All kinds of branch prediction. If CPU knew it is iterating over a fat pointer, it could safely internally unroll the loop or even vectorize the operation. There are so many easy tricks based on runtime information used by JIT languages, yet not implemented in silicon (or only speculatively) because of C legacy.
> If CPU knew it is iterating over a fat pointer, it could safely internally unroll the loop or even vectorize the operation.
That should already be possible with the C custom of passing an array's size alongside the array pointer. As I understand it modern CPUs have very sophisticated loop-detection for doing precisely this kind of thing.
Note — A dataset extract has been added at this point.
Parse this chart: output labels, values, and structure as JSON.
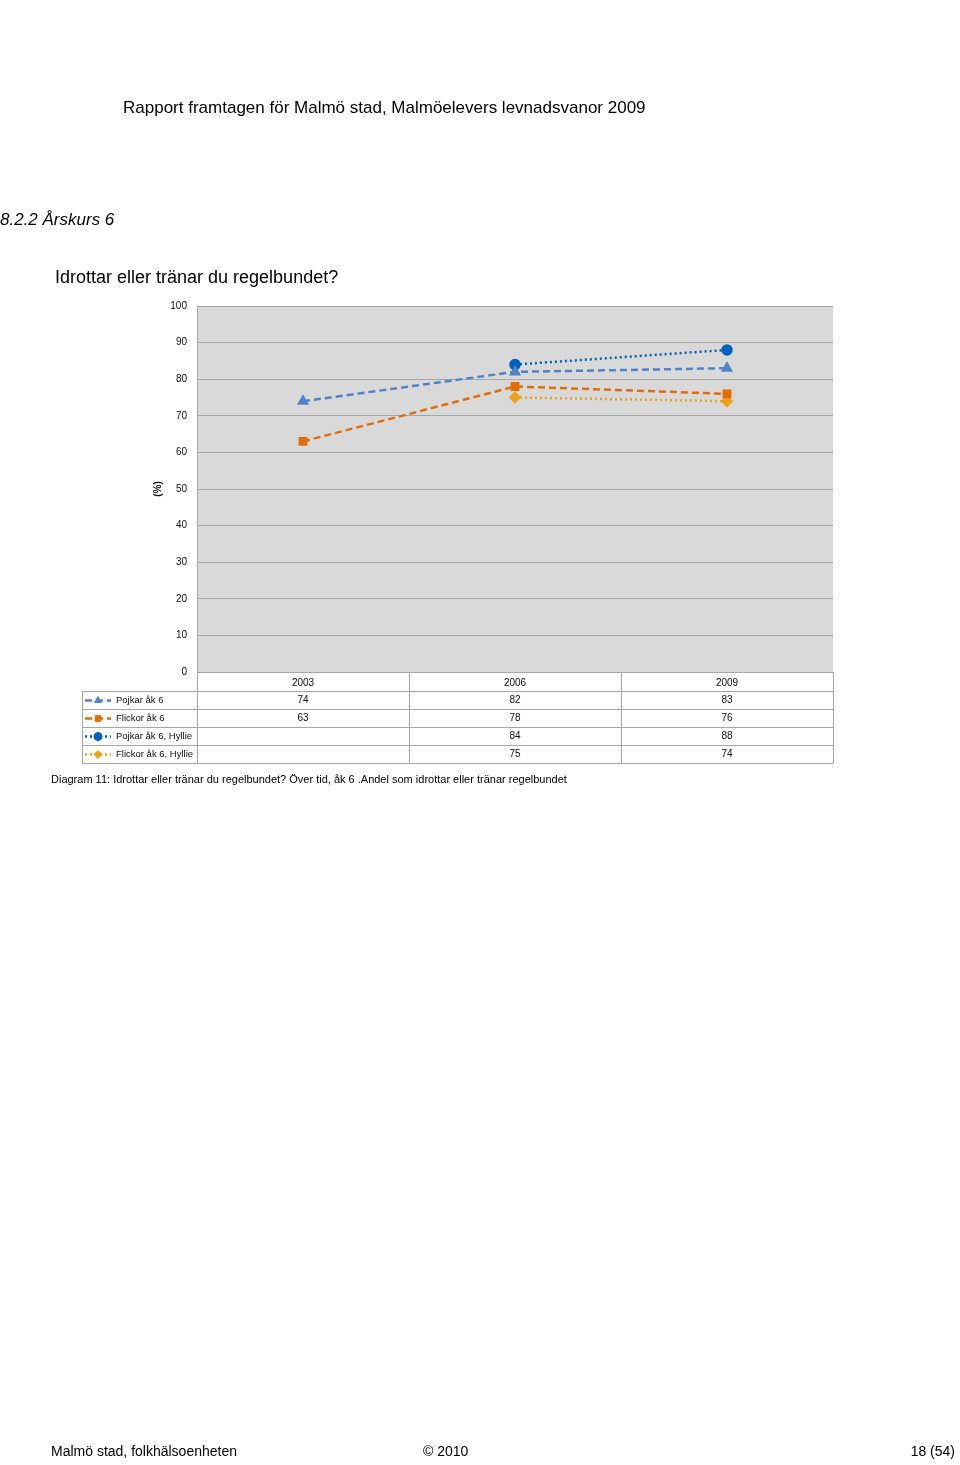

Now we're back to square one: C Compiler has to resort to UB to optimize many kinds "for" loops, including basic stuff like extracting the iteration count - examples in today's discussion. It then tries to emit something that CPU speculative prediction unit can successfully pick up. It is so hard for programmer to unequivocally signal the intent like "we're working with this here chunk of memory malloc'd with this size and nothing ever beyond it and let me know if this is violated". I don't understand why this state of affairs is not universally considered sordid but it's handwaved "just be aware of UB and pass the size along and it will be well"...
> C Compiler has to resort to UB to optimize many kinds "for" loops
The compiler is always permitted to assume the absence of UB. This is the case no matter what your C code is doing, and you're never further than one expression away from UB.
> It is so hard for programmer to unequivocally signal the intent like "we're working with this here chunk of memory malloc'd with this size and nothing ever beyond it and let me know if this is violated".
Indeed, and C pretty much stands alone here. In just about every other language, there's some automated means of keeping track of the size of an allocated block. Even C++ has this in std::array. The only exceptions I can think of are assembly, if that counts, and Forth.
> I don't understand why this state of affairs is not universally considered sordid but it's handwaved "just be aware of UB and pass the size along and it will be well"...
You're not alone in thinking this is a particularly reckless design decision in C. The great Walter Bright, designer of the D language and also a HackerNews regular, wrote a short article on this in 2009, called C's Biggest Mistake. [0] He even suggested a fix, of adding the option of fat pointers into C. I don't think the committee is going to adopt it though.
I recall reading somewhere a snarky take on this: A foundational principle of the C programming language is that the programmer is always right, even when they are wrong.